Benson introduced diagrams of novels and films that still stick with fans: Pages 156 and 157 have a literal diagram of the Eon Productions film series up to 1984. Each movie is dissected by “places,” “girls,” “villain and employer,” “villain’s project,” “obligatory sacrificial lamb,” “minor villains,” “Bond’s friends,” “gadgets” and “remarks.” Many Bond fans were aware the movies had these elements but Benson, with that one diagram, helped crystallize those notions. To this day, 007 message boards refer to “sacrificial lambs” for Bond allies who get killed in the movies.

Benson didn’t pull punches: The author clearly is a fan of the literary and cinema Bond. But there are portions of the book where he doesn’t let his admiration get in the way of his analysis. On page 116 of the first edition, Benson quotes from Chapter 16 of Fleming’s Goldfinger novel which describes how Bond views Oddjob, Goldfinger’s Korean henchman, in less than admiring terms.

“So Bond is revealed to be a bigot as well,” Benson writes. “This aspect of his character is not particularly evident elsewhere in the series, though one should notice 95 percent of the villains in the novels are non-British.”

That’s tough stuff. Many fans want to hear about why the character they like is great. They don’t want to hear how the character, his novels or his films might possibly fall short of expectations. (Trust us, we know all about this.)

Benson established a template for a generation of fans regarding the movies: The over-simplified version would be Sean Connery good, Roger Moore bad. Benson is more detailed than that, but he captures the mood of many first-generation movie fans who saw 007 become the coolest thing on earth, circa 1965, only to see the character be less than that in the 1970s.

On pages 216-217, Benson diagrams the similarities between Connery’s You Only Live Twice and Moore’s The Spy Who Loved Me, which makes it hard to deny the 1977 film wasn’t a remake of the 1967 effort.

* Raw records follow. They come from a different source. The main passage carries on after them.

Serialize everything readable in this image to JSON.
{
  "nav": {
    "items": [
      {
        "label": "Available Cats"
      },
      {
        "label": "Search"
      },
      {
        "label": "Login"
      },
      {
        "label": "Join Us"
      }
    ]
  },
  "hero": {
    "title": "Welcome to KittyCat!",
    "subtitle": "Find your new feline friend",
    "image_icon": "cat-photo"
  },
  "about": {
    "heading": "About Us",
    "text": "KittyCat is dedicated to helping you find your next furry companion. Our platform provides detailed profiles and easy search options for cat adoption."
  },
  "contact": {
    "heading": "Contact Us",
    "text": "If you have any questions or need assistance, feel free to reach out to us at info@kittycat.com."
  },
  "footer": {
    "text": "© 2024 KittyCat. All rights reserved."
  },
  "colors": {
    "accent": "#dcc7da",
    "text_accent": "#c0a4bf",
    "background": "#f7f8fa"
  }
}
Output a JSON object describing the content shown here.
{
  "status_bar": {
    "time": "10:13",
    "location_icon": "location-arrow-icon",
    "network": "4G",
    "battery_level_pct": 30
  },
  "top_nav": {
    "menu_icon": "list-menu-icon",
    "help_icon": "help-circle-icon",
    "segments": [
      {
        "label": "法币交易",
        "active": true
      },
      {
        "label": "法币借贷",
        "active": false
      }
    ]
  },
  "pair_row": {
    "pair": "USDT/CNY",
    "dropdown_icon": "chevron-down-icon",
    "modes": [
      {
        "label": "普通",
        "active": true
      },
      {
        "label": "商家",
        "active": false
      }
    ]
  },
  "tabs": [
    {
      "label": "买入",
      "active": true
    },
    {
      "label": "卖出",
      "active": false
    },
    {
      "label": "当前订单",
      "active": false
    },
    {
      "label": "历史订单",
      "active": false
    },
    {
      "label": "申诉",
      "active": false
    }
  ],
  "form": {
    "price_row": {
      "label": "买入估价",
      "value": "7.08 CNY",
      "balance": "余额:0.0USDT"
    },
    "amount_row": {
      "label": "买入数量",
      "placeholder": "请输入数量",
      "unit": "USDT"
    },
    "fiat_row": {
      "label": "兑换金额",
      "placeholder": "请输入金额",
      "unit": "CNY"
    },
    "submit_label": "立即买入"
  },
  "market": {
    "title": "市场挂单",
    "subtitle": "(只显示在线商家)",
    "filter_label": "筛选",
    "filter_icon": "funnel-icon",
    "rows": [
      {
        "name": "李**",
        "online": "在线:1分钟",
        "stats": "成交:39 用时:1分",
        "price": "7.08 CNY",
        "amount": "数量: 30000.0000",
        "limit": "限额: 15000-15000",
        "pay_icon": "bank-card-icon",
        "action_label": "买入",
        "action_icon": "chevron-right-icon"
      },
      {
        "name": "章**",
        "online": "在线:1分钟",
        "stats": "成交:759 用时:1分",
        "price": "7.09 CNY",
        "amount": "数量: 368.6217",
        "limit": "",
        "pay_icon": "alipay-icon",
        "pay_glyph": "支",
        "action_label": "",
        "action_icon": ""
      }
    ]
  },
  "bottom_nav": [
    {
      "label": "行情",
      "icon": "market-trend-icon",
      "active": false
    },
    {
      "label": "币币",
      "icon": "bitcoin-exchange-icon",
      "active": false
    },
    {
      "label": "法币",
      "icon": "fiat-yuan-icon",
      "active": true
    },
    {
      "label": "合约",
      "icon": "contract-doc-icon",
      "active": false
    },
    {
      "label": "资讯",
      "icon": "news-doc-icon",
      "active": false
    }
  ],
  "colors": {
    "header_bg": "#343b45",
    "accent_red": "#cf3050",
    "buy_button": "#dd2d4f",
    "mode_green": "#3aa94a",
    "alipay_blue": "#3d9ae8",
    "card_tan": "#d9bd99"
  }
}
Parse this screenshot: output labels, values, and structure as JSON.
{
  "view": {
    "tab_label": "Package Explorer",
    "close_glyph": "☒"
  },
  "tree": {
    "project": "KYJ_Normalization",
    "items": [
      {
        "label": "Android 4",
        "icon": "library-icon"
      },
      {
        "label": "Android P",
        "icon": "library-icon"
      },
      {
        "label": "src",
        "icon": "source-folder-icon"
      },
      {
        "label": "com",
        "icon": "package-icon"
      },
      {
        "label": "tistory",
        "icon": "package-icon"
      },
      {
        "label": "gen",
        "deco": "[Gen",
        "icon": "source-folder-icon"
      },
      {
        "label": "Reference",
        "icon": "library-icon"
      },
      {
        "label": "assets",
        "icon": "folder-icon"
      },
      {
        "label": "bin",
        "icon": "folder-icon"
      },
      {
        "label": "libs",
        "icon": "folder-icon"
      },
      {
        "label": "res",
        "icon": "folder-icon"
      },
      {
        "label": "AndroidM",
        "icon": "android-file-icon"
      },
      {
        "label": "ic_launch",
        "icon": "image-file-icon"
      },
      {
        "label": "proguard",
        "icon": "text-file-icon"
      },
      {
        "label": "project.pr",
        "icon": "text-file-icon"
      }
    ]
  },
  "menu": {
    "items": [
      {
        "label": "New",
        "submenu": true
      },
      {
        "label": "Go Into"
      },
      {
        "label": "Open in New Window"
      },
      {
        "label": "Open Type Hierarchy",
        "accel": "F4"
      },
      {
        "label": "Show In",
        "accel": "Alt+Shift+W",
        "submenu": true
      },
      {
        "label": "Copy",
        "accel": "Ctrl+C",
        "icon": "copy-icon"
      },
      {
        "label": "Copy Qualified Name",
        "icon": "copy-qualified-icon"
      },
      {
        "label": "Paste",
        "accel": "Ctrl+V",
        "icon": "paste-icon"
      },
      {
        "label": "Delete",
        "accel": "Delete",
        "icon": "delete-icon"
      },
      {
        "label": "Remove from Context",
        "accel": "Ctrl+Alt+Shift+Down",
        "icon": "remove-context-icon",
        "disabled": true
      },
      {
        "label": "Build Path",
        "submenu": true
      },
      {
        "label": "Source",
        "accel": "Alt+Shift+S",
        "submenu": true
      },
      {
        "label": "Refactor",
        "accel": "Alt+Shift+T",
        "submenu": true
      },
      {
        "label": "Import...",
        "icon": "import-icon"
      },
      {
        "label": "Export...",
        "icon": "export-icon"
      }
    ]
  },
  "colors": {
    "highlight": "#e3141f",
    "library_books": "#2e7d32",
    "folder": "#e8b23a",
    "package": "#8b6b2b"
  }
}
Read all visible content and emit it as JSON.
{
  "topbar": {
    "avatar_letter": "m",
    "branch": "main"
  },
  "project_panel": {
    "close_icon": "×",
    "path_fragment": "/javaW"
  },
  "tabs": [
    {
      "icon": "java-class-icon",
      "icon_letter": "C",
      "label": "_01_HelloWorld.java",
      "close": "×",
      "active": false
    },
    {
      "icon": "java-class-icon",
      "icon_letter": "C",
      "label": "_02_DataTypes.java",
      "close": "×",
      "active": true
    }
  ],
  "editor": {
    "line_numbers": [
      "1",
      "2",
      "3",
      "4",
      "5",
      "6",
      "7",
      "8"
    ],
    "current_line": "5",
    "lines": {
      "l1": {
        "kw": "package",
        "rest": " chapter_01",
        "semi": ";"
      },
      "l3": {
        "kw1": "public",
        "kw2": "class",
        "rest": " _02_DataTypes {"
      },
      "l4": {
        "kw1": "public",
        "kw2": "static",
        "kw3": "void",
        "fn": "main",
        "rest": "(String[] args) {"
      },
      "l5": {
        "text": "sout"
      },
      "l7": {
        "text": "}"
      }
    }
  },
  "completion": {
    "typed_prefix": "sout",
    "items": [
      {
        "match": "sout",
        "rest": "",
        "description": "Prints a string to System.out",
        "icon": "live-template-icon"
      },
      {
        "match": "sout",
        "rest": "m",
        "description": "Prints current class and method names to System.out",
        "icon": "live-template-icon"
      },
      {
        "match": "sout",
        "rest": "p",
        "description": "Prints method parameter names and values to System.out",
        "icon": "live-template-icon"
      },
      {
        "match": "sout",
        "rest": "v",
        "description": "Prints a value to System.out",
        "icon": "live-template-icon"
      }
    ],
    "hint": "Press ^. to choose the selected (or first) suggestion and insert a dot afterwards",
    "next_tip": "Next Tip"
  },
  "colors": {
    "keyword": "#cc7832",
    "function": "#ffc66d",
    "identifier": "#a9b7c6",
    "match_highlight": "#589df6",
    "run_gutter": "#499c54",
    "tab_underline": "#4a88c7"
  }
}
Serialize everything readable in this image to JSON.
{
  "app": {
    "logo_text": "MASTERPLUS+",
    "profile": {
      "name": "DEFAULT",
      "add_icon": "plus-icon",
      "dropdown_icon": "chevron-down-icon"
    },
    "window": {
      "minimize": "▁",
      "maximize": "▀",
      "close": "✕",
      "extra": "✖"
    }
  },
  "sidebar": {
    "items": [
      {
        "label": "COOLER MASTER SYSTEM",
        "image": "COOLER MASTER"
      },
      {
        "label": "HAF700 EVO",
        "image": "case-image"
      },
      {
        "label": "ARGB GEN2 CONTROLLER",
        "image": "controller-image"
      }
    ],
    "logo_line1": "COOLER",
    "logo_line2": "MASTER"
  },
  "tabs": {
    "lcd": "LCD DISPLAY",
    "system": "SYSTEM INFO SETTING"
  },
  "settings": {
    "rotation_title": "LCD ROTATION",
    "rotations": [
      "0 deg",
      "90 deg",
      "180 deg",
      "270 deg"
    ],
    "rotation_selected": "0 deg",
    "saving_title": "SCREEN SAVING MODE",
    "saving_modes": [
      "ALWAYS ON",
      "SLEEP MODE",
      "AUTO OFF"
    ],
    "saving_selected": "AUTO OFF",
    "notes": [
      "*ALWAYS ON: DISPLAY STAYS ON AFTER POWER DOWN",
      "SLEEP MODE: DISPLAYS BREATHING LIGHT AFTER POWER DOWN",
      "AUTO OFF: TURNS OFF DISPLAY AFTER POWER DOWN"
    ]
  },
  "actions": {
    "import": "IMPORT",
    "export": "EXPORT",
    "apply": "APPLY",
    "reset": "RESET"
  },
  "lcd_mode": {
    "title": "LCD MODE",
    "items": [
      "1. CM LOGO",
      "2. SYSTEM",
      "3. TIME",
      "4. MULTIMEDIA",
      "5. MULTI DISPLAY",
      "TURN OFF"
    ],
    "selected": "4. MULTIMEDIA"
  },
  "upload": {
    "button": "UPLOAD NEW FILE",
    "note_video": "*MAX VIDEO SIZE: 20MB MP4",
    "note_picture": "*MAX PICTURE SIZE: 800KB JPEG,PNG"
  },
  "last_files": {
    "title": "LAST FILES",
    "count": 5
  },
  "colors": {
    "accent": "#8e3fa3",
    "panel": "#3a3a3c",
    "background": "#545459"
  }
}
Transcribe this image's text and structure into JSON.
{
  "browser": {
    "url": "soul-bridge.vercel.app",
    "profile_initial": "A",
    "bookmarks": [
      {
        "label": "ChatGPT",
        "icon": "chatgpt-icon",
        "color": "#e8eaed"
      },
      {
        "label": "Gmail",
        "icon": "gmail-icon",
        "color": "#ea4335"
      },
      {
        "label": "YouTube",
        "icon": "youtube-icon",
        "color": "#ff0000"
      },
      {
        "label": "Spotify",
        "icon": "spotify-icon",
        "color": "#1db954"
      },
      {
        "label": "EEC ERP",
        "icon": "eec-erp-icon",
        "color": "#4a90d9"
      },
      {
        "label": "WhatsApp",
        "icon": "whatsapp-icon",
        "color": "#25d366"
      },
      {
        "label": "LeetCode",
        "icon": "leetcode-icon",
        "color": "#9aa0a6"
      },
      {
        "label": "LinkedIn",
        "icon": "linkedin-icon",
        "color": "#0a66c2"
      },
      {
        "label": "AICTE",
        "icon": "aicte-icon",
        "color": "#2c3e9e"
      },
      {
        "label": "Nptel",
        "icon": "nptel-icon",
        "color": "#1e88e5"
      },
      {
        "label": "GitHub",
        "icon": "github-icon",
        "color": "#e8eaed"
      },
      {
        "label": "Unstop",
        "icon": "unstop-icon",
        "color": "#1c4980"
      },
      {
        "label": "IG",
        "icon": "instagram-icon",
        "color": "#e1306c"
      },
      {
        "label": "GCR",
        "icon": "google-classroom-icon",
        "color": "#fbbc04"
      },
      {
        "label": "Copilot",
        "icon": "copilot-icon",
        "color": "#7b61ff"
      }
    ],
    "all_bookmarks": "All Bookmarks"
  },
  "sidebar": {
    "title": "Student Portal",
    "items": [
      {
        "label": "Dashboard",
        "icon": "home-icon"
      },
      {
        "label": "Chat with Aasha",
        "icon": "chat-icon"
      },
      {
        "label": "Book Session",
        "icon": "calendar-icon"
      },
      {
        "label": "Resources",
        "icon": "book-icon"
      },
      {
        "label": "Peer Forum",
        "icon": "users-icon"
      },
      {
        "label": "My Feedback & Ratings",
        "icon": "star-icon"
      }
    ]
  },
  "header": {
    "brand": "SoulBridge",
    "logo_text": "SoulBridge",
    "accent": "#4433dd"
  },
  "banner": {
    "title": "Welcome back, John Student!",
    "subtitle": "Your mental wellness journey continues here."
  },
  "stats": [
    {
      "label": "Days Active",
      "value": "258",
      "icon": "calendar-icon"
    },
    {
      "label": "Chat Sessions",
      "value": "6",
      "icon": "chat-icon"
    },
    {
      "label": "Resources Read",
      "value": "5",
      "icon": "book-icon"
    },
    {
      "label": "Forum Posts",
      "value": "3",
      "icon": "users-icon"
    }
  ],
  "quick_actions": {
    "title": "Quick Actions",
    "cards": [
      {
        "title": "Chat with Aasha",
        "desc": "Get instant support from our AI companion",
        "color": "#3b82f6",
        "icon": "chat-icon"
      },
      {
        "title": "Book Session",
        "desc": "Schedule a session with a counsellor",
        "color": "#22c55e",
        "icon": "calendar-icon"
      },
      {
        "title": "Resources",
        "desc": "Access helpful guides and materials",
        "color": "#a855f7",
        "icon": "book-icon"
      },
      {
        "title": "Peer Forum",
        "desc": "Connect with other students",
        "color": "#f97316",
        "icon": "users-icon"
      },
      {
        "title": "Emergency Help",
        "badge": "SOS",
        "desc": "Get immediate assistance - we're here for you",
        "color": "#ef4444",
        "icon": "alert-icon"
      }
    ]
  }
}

The diagram was based on an article published in the 007 fan publication Bondage (which is credited), but Benson’s book gave it a larger audience.

To be honest, more space is required to analyze why The James Bond Bedside Companion had such an impact in the 1980s. Afterall, the first edition was 256 pages, including the index. The book was originally published before the Internet made it easier to do research. But it was also written by someone who clearly cared about the subject matter who wasn’t afraid to ruffle a few feathers.

The author is a friend of the publishers of this blog and its parent Web site. Still, we’re not blowing smoke that it struck a cord among 007 fans. The news that a new edition is coming in 2012 caught fire on various Bond Web sites. You don’t get that kind of reaction unless fans actually care.

Benson eventually became a participant in the Bond machine, penning 007 continuation novels and three movie novelizations. As we understand it, the new editions won’t update the book beyond its 1988 edition. And that’s understandable. Once you cross over to being a participant, you can no longer maintain your distance.

The new version of the Bedside Companion — coming out in time for the 50th anniversary of the 007 film series — will help preserve a work that was published at an important time for 007 fans.